Chairman Arthur Levitt at Open Commission Meeting
October 6, 1999
Good morning. The Commission meets today to propose steps to improve and augment the oversight of the financial reporting process.
The dynamic nature of today’s capital markets often creates issues that increasingly move beyond the bright line of right and wrong. More often, financial market participants grapple with questions in a gray area where there are no easy answers. It is in this realm where judgment and integrity are indispensable to high-quality and transparent financial reporting.
I believe that the effective oversight of the financial reporting process largely depends on strong audit committees. Qualified, committed, independent and tough-minded audit committees represent the most reliable guardians of the public interest.
Sadly, stories abound of committees whose members lack expertise in the basic principles of financial reporting as well as the mandate to ask probing questions. There is no reason why every public company in America shouldn’t have an audit committee made up of the right people, doing the right things, and asking the right questions.
Eight months ago, a group of leaders from the business community, the accounting profession, the legal profession, and Wall Street -- led by John Whitehead and Ira Millstein --issued recommendations to effect "pragmatic, progressive changes in the functions and expectations" placed on boards, audit committees and financial management.
I believe that the recommendations outlined in the panel’s report give the principal actors involved in sound financial reporting the tools they need to make strong and independent audit committees the rule rather than the exception. The recommendations are aimed at strengthening the independence of the committee. They seek to make audit committees more effective. They enhance accountability of the board, the outside auditors, and management.
Improving the function and practice of audit committees are areas that cry out for level-headed thinking and practical solutions. If we don’t give boards and audit committees a realistic and effective roadmap of how to instill a process that reinforces oversight instead of one that circumvents it, the notion of meaningful, active, and effective corporate governance will forever be just that -- a notion.

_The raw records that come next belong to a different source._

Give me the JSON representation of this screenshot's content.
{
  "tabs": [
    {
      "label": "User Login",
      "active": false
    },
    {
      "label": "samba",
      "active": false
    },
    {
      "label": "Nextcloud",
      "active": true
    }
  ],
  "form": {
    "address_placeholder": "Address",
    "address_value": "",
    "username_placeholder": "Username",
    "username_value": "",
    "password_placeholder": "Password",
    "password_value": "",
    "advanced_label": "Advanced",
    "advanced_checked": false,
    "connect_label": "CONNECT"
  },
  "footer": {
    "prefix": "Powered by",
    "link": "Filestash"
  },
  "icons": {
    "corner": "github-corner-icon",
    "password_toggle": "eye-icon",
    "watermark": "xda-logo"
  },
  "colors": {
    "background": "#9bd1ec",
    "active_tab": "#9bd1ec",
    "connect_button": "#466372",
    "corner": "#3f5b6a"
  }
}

The Commission’s proposals today -- along with steps already taken by the NYSE, NASD, and the profession -- will transform these recommendations into reality.
Now all along, we have recognized the need to balance liability concerns with the imperative for strong, assertive audit committees. I believe that the staff’s modifications to the rules we are proposing today strike such a balance. Our proposals do not require audit committees to make any certification about the technical rules of accounting. But they do increase the level of disclosure about the interaction between auditors, board members, and management. And, they do give auditors and the audit committee members the tools to better fulfill their mandate to protect the public interest.
Nearly thirty years ago, a broad-based dialogue began on corporate governance between the Commission, academia, the legal community, and issuers. Through the years, it’s been a discussion that has moved forward through fits and starts. In most cases, unfortunately, scandal and failure have been the prime motivating factors on the road to greater corporate accountability.
Through the efforts of the Blue Ribbon panel, the exchanges, the profession, and the staff of the Commission, we have an opportunity in this time of relative prosperity and stability to enact a practical framework to help ensure our companies remain the most innovative, vibrant, and trustworthy in the world. We can’t afford to waste it. The time is now to do what’s necessary to help keep America’s capital markets the deepest, most liquid in the world. And, the time is now to do what’s right for investors.